Phys Rev Lett. 2008 Aug 15;101(7):078701. doi: 10.1103/PhysRevLett.101.078701. Epub 2008 Aug 13.
Can a cluster structure in a sparse relational data set, i.e., a network, be detected at all by unsupervised clustering techniques? We answer this question by means of statistical mechanics making our analysis independent of any particular algorithm used for clustering. We find a sharp transition from a phase in which the cluster structure is not detectable at all to a phase in which it can be detected with high accuracy. We calculate the transition point and the shape of the transition, i.e., the theoretically achievable accuracy, analytically.

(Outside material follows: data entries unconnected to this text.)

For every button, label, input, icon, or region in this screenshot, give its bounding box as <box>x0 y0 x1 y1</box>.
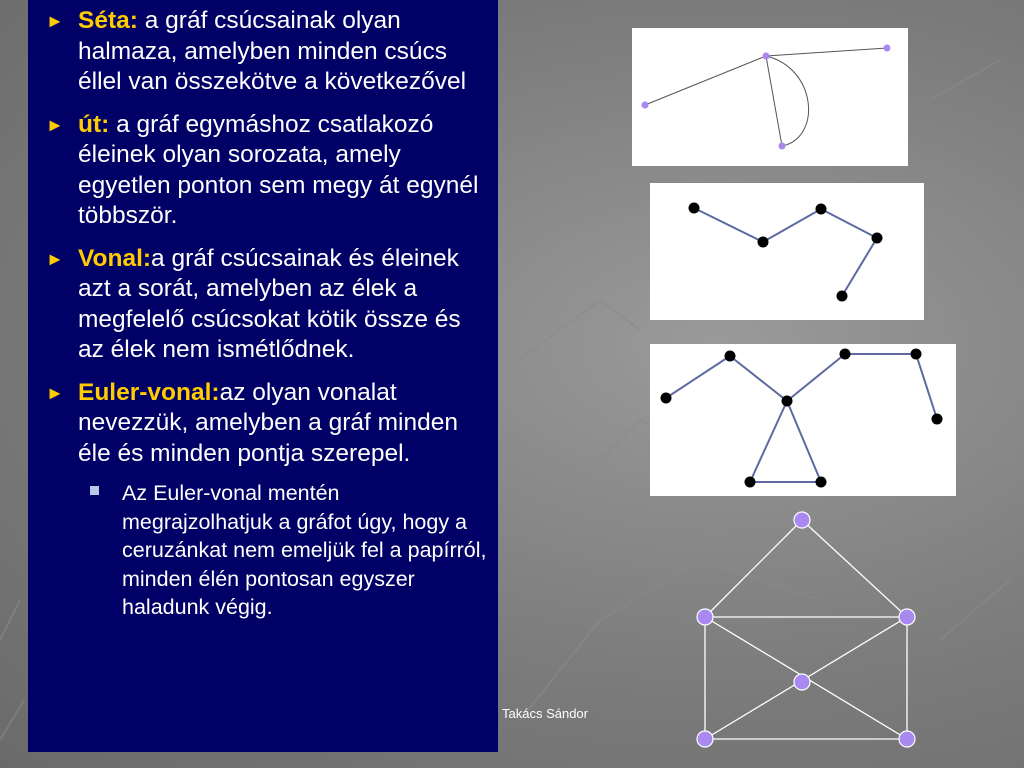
graph-vertex <box>763 53 770 60</box>
graph-edge <box>766 56 809 146</box>
graph-trail <box>650 344 956 496</box>
graph-vertex <box>911 349 922 360</box>
graph-vertex <box>642 102 649 109</box>
graph-vertex <box>899 609 915 625</box>
bullet-arrow-icon: ► <box>46 11 64 31</box>
bullet-euler-vonal <box>46 378 492 470</box>
bullet-arrow-icon: ► <box>46 248 64 269</box>
graph-vertex <box>837 291 848 302</box>
square-bullet-icon <box>90 486 99 495</box>
graph-edge <box>821 209 877 238</box>
bullet-ut <box>46 110 492 232</box>
graph-edge <box>645 56 766 105</box>
graph-vertex <box>899 731 915 747</box>
footer-author: Takács Sándor <box>502 706 588 721</box>
graph-vertex <box>932 414 943 425</box>
term-label: Séta: <box>78 7 138 34</box>
graph-vertex <box>884 45 891 52</box>
term-label: Vonal: <box>78 244 152 272</box>
definition-text: a gráf csúcsainak és éleinek azt a sorát, amelyben az élek a megfelelő csúcsokat kötik össze és az élek nem ismétlődnek. <box>78 244 461 363</box>
sub-bullet-euler <box>46 479 492 622</box>
graph-edge <box>842 238 877 296</box>
graph-vertex <box>840 349 851 360</box>
term-label: Euler-vonal: <box>78 378 220 406</box>
graph-path <box>650 183 924 320</box>
definition-text: a gráf csúcsainak olyan halmaza, amelyben minden csúcs éllel van összekötve a következővel <box>78 7 467 95</box>
graph-edge <box>766 56 782 146</box>
sub-bullet-text: Az Euler-vonal mentén megrajzolhatjuk a gráfot úgy, hogy a ceruzánkat nem emeljük fel a papírról, minden élén pontosan egyszer haladunk végig. <box>122 481 487 619</box>
graph-vertex <box>779 143 786 150</box>
bullet-arrow-icon: ► <box>46 114 64 135</box>
bullet-vonal <box>46 244 492 366</box>
bullet-seta <box>46 6 492 98</box>
graph-edge <box>666 356 730 398</box>
graph-euler-house <box>690 508 922 752</box>
graph-vertex <box>697 609 713 625</box>
definition-text: a gráf egymáshoz csatlakozó éleinek olyan sorozata, amely egyetlen ponton sem megy át egynél többször. <box>78 110 479 229</box>
graph-edge <box>730 356 787 401</box>
graph-walk <box>632 28 908 166</box>
term-label: út: <box>78 110 110 138</box>
graph-vertex <box>872 233 883 244</box>
graph-edge <box>802 520 907 617</box>
graph-vertex <box>661 393 672 404</box>
graph-vertex <box>794 674 810 690</box>
graph-edge <box>787 354 845 401</box>
definition-text: az olyan vonalat nevezzük, amelyben a gráf minden éle és minden pontja szerepel. <box>78 378 458 467</box>
graph-vertex <box>782 396 793 407</box>
graph-vertex <box>816 204 827 215</box>
graph-vertex <box>697 731 713 747</box>
graph-vertex <box>816 477 827 488</box>
graph-edge <box>694 208 763 242</box>
graph-vertex <box>794 512 810 528</box>
graph-edge <box>916 354 937 419</box>
graph-edge <box>766 48 887 56</box>
graph-edge <box>705 520 802 617</box>
graph-vertex <box>725 351 736 362</box>
graph-edge <box>787 401 821 482</box>
graph-vertex <box>745 477 756 488</box>
graph-vertex <box>689 203 700 214</box>
bullet-arrow-icon: ► <box>46 382 64 403</box>
text-panel <box>28 0 498 752</box>
graph-vertex <box>758 237 769 248</box>
graph-edge <box>763 209 821 242</box>
graph-edge <box>750 401 787 482</box>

This illuminates theoretical limitations of data mining in networks and allows for an understanding and evaluation of the performance of a variety of algorithms.
在稀疏关系数据集(即网络)中的聚类结构能否通过无监督聚类技术被检测出来?我们借助统计力学来回答这个问题,使我们的分析独立于用于聚类的任何特定算法。我们发现从一个完全检测不到聚类结构的阶段到一个可以高精度检测到聚类结构的阶段存在一个明显的转变。我们通过分析计算出转变点和转变的形状,即理论上可达到的精度。这阐明了网络中数据挖掘的理论局限性,并有助于理解和评估各种算法的性能。